A pergunta é a usual para abrir conversa entre amigos separados, isolados, nos seus cativeiros da pandemia.  No caso de meu amigo B a resposta vem com a confirmação que, sim, está bem, mas sempre com complementos surpreendentes.

– Tudo bem, B?

– Tudo. Um pouco ansioso com o resultado dos exames de…

Em 16 meses de pandemia, B, com seus 56 anos, foi a 17 médicos e ficou MUITO ansioso com o resultado de dezenas de exames. Além dos corriqueiros de sangue, urina e fezes, foram 21 de imagens – radiografias, ressonâncias, tomografias.

Isso porque ele -jura – está em quarentena fechada e não gosta de hospitais.

B é, digamos, eternamente “acometido” de ao menos três doenças gravíssimas – e raras – por ano. Atormenta a si e aos amigos até que todos os resultados dos exames indicados para os casos –nunca é um só – fiquem prontos. Invariavelmente negativos.

Ele sossega uns meses.

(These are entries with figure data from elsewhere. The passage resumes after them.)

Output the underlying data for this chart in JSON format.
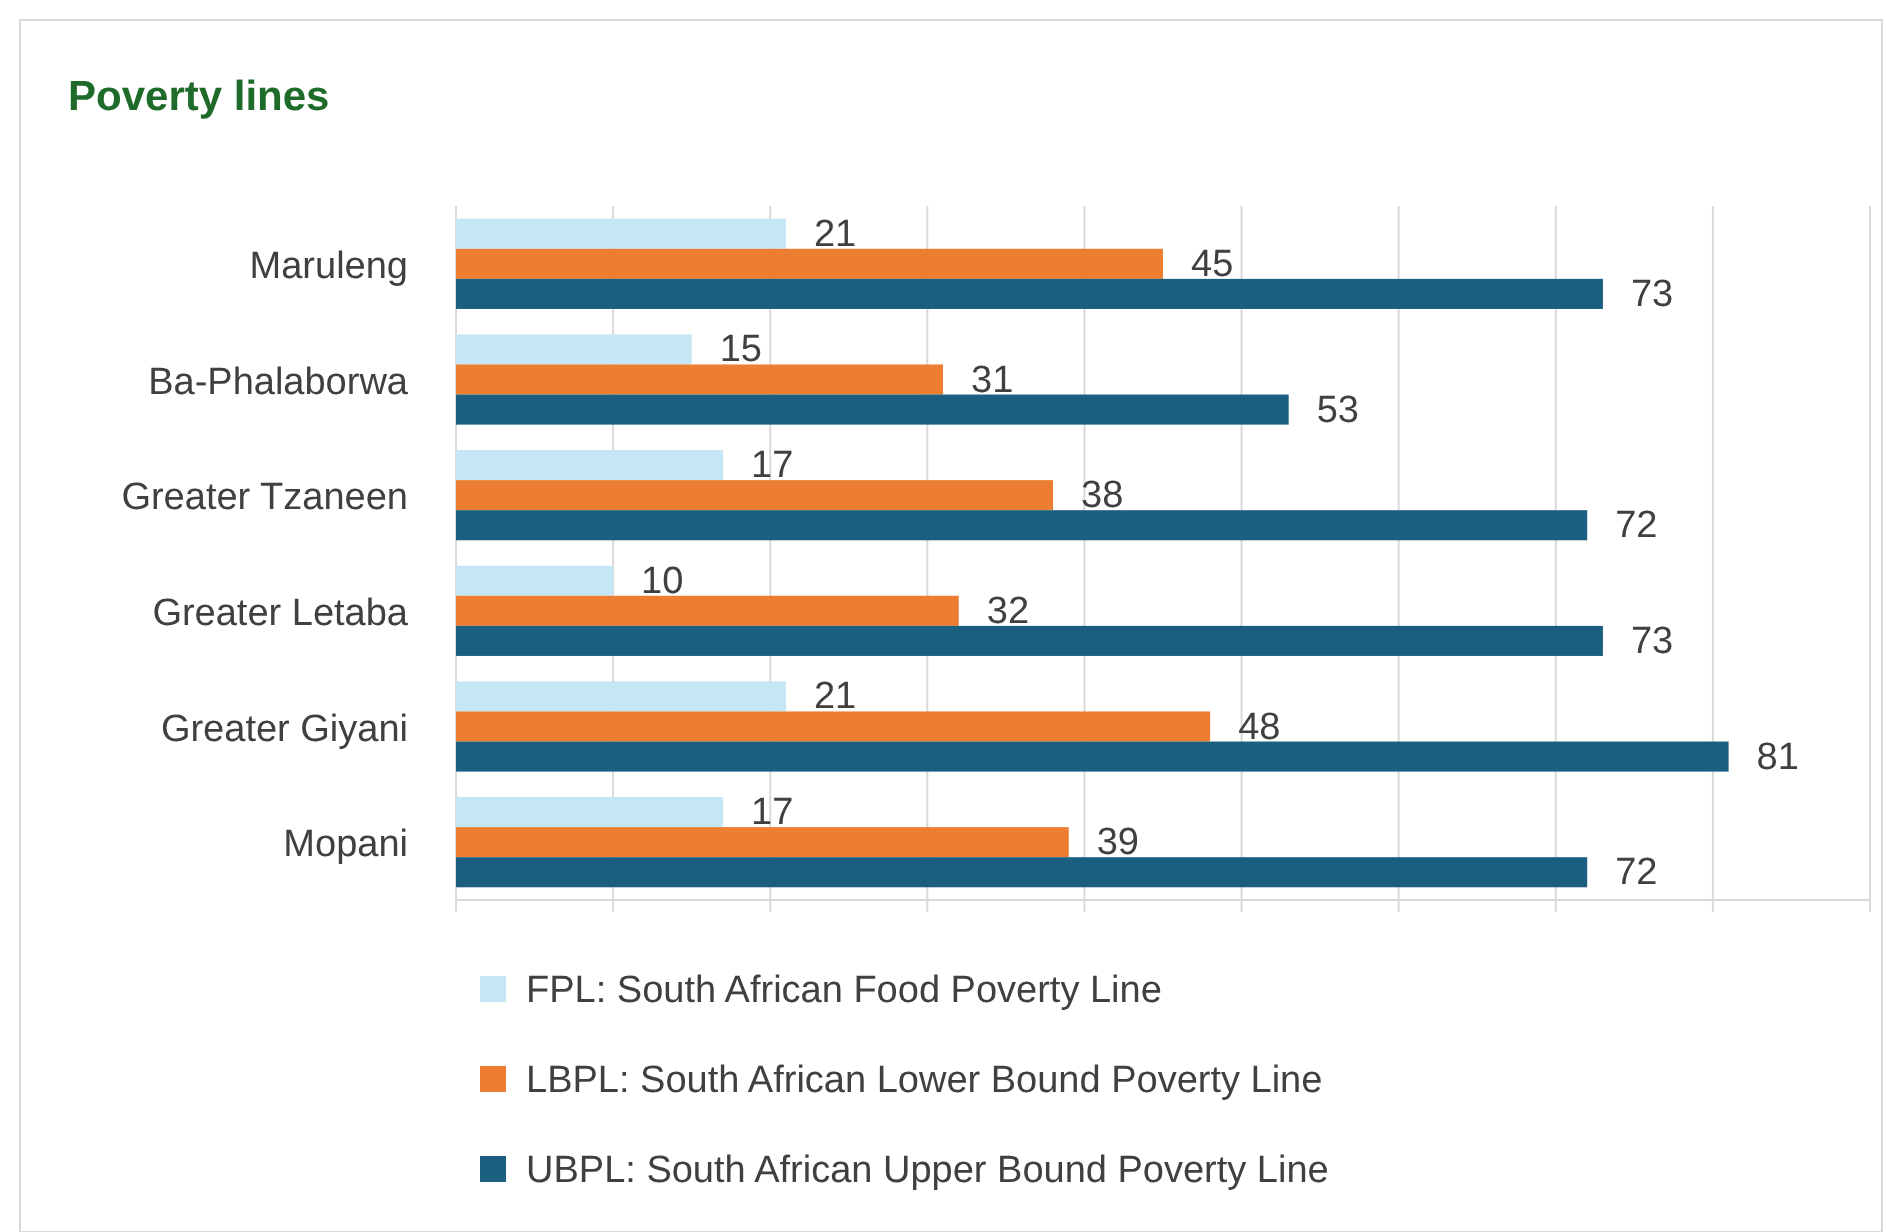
{
  "chart_data": {
    "type": "bar",
    "title": "Poverty lines",
    "orientation": "horizontal",
    "categories": [
      "Maruleng",
      "Ba-Phalaborwa",
      "Greater Tzaneen",
      "Greater Letaba",
      "Greater Giyani",
      "Mopani"
    ],
    "series": [
      {
        "name": "FPL: South African Food Poverty Line",
        "color": "#c5e6f5",
        "values": [
          21,
          15,
          17,
          10,
          21,
          17
        ]
      },
      {
        "name": "LBPL: South African Lower Bound Poverty Line",
        "color": "#ed7d31",
        "values": [
          45,
          31,
          38,
          32,
          48,
          39
        ]
      },
      {
        "name": "UBPL: South African Upper Bound Poverty Line",
        "color": "#1a5e80",
        "values": [
          73,
          53,
          72,
          73,
          81,
          72
        ]
      }
    ],
    "xlim": [
      0,
      90
    ],
    "xticks": [
      {
        "value": 0,
        "label": null
      },
      {
        "value": 10,
        "label": null
      },
      {
        "value": 20,
        "label": null
      },
      {
        "value": 30,
        "label": null
      },
      {
        "value": 40,
        "label": null
      },
      {
        "value": 50,
        "label": null
      },
      {
        "value": 60,
        "label": null
      },
      {
        "value": 70,
        "label": null
      },
      {
        "value": 80,
        "label": null
      },
      {
        "value": 90,
        "label": null
      }
    ],
    "grid": "x",
    "data_labels": true,
    "legend": "bottom",
    "tick_labels": "y"
  }
}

Até que o Dr. Google indique que alguma coisa que tenha sentido levemente é sintoma de mal incurável, dando-lhe minguados meses ou dias de vida.

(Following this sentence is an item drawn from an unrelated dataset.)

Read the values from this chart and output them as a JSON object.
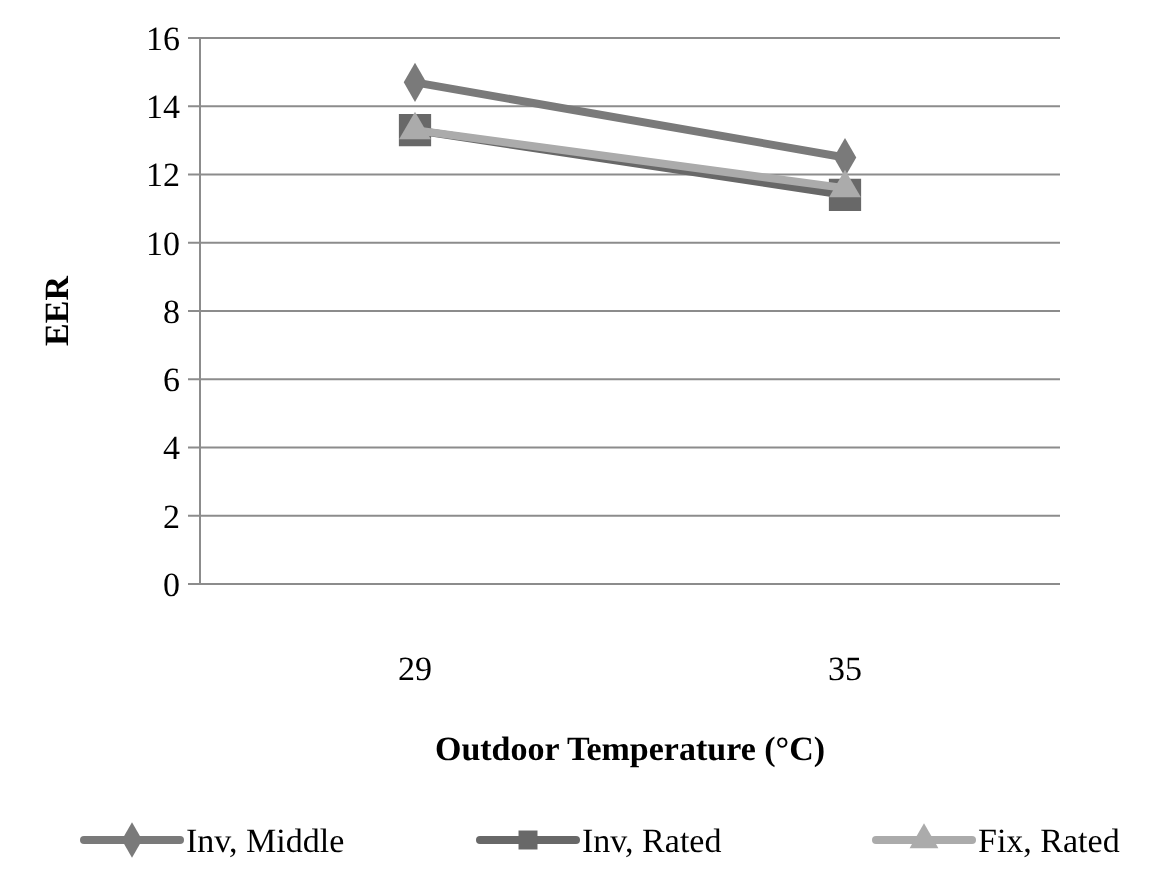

A pandemia só fez acentuar bad trips com doenças. Uma por mês. Ás vezes, duas ou três. É que, nas paranoias, uma coisa puxa a outra. Se o médico da vez diz que pode ser isso ou aquilo, pronto, gatilho disparado.  B faz absoluta questão de investigar TODAS as possibilidades, com N outros médicos, sempre os mais renomados, especializadíssimos. E ganha mais uns dias para alimentar a vibe de ansiedade máxima, da morte eminente e sofrida.

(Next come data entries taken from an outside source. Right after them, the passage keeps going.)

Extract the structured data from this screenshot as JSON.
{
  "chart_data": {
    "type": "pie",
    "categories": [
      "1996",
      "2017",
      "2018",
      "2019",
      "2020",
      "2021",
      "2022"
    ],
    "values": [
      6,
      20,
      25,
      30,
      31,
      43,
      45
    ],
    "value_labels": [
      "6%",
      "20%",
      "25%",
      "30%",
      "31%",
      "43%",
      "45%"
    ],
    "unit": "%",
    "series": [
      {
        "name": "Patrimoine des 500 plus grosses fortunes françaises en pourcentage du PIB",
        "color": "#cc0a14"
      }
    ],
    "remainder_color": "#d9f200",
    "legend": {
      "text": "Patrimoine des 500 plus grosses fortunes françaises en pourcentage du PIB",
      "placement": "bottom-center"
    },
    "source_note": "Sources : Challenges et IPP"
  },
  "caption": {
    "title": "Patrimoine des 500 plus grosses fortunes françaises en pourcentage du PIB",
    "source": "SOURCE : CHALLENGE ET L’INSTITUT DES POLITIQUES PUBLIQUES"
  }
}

Nos derradeiros 16 meses, B baixou muitas vezes no Pronto Socorro, com certeza certa, de ter tido um enfarto, uma AVC, falta de ar que indicava Covid – já grave. Certamente.

Ao longo da vida, B já desembarcou de avião em ambulância porque estava enfartando; já perdeu a conta de quantos finais de semana aportou em PS pelo mesmo motivo, além de se recusar a deixar o hospital quando exames indicam que o coração esta ótimo.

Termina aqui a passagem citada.